Classe 1991, Hajar è nata a Larache, nel Nord del Marocco, da una famiglia conservatrice, indossa l’hijab. E’ la nipote di Souleymane Raissouni, editorialista piuttosto in vista molto critico nei confronti del governo, e di Ahmed Raissouni, intellettuale e ideologo islamista ultra-conservatore, molto apprezzato nel mondo arabo con le sue prese di posizione piuttosto ostili nei confronti del potere della monarchia. Infine, suo cugino Youssef è segretario generale dell’associazione dei diritti dell’uomo in Marocco.
Non era un segreto per nessuno che era innamorata e aveva una relazione con Rifaat al-Amin, arrestato insieme a lei il 31 agosto. Il quarantenne sudanese, insegnante di diritti umani nel mondo arabo per le ONG Geneva Institute for Human Rights (GIHR) et Swiss Academy for Human Rights (SAHR), è intervenuto più volte sulle violenze alle quale sono soggette le donne nel Paese. Dai loro amici comuni viene descritto come “uomo straordinario e estremamente educato” . Il loro matrimonio era previsto proprio per quest’autunno, anche se gli avvocati sostengono che i due sarebbero già sposati, ma che il matrimonio non sia stato ancora registrato in Marocco per omessa formalizzazione degli atti da parte del consolato sudanese.

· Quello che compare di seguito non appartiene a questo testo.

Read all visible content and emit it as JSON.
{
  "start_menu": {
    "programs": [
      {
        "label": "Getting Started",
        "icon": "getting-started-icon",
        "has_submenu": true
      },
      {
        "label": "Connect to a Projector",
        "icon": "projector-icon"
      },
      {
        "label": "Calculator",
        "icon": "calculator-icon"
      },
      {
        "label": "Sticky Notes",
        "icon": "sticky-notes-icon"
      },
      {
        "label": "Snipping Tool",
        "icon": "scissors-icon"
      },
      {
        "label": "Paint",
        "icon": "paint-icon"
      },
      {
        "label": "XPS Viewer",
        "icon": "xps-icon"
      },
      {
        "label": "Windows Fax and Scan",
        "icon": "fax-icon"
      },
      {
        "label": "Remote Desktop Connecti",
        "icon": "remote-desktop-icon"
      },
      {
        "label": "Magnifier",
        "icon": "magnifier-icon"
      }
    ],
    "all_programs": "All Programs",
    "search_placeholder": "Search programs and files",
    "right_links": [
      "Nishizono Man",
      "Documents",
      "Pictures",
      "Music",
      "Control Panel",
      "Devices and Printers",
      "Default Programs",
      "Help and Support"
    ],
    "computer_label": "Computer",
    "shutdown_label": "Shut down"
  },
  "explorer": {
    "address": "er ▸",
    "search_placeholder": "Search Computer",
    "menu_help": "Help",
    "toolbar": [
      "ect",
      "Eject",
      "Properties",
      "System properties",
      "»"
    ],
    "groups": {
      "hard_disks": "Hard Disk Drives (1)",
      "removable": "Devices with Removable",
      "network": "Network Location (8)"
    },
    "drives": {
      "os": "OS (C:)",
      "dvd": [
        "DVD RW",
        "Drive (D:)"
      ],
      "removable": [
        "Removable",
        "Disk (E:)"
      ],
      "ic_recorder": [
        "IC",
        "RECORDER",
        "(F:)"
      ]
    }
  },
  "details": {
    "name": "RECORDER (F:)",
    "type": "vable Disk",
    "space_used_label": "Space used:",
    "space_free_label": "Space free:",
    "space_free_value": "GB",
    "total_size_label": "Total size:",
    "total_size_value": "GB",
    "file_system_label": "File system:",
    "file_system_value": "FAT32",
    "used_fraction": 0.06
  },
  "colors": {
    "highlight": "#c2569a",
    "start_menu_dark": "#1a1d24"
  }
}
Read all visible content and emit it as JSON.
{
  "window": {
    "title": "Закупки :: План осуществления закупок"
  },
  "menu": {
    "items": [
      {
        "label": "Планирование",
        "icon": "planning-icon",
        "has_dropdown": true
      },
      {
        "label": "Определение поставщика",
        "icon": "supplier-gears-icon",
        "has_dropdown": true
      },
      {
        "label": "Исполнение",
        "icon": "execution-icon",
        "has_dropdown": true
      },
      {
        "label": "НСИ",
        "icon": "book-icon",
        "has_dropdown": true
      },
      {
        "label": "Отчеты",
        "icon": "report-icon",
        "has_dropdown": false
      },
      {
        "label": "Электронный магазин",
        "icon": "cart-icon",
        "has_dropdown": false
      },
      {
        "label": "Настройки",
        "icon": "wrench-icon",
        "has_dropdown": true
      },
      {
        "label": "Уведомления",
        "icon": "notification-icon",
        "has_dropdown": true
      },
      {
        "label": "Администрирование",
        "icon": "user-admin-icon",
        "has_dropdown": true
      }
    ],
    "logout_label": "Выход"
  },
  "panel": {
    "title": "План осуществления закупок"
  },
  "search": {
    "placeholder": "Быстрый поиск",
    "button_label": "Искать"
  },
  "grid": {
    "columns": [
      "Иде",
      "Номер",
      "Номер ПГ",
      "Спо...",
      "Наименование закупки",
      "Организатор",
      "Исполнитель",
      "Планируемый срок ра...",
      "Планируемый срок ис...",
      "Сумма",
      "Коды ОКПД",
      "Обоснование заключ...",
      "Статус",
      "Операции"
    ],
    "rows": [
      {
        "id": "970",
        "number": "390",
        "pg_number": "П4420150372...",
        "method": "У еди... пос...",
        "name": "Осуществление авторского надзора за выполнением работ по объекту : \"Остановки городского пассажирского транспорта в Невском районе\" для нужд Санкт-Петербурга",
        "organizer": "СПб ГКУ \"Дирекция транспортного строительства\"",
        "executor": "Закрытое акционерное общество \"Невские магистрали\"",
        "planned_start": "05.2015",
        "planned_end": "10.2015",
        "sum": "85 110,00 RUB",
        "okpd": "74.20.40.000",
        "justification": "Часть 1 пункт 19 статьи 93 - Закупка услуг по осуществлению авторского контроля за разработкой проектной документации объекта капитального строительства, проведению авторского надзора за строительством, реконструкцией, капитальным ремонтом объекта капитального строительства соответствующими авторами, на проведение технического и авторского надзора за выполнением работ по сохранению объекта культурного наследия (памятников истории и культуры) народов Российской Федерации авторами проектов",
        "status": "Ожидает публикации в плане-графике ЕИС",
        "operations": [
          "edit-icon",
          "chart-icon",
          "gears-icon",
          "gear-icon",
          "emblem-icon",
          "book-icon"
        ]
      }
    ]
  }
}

Secondo quanto riportato dal quotidiano Le Monde, si stima che nel 2018 in Marocco siano state perseguitate 14.503 persone per relazioni extra-coniugali; ogni giorno vengono effettuati tra 600 e 800 aborti. Tra questi i due terzi vengono praticati in modo illegale da medici, il restante terzo da fattucchiere o/e erboriste. Interruzioni di gravidanze vengono eseguite in luoghi clandestini, con anestesia insufficiente e in assenza delle più elementari norme di igiene, con conseguenze spesso traumatiche dal punto di vista fisico nonchè psichico.
Dopo l’arresto del 31 agosto, il 5 settembre si è aperto il processo contro la giornalista presso il Tribunale di primo grado a Rabat. Solo allora si è scoperto che la Raissouni aveva già passato alcuni giorni dietro le sbarre. Il sostegno della società civile non si è fatto attendere.
Lunedì scorso si è svolta una nuova udienza contro la giovane giornalista marocchina, il suo fidanzato/marito, il medico che avrebbe interrotto la gravidanza, la segretaria e l’infermiera, naturalmente a porte chiuse (i giornalisti non possono assistere ai dibattiti in aula, prassi comune nel Paese). Davanti ai giudici la Raissouni ha negato di essersi sottoposta ad un aborto, ha affermato di essere stata curata per una grave emorragia interna. La prossima udienza è stata fissata per il 30 settembre.
Gli avvocati della Raissouni hanno chiesto l’assoluzione per la loro assistita.
Chafik Chraïbi, ginecologo e militante in prima linea per la legalizzazione dell’aborto, ha sottolineato che il caso della giornalista rilancia finalmente il dibattito sulle libertà individuali delle donne marocchine e spera che in tal modo si acceleri la battaglia progressista nel Paese.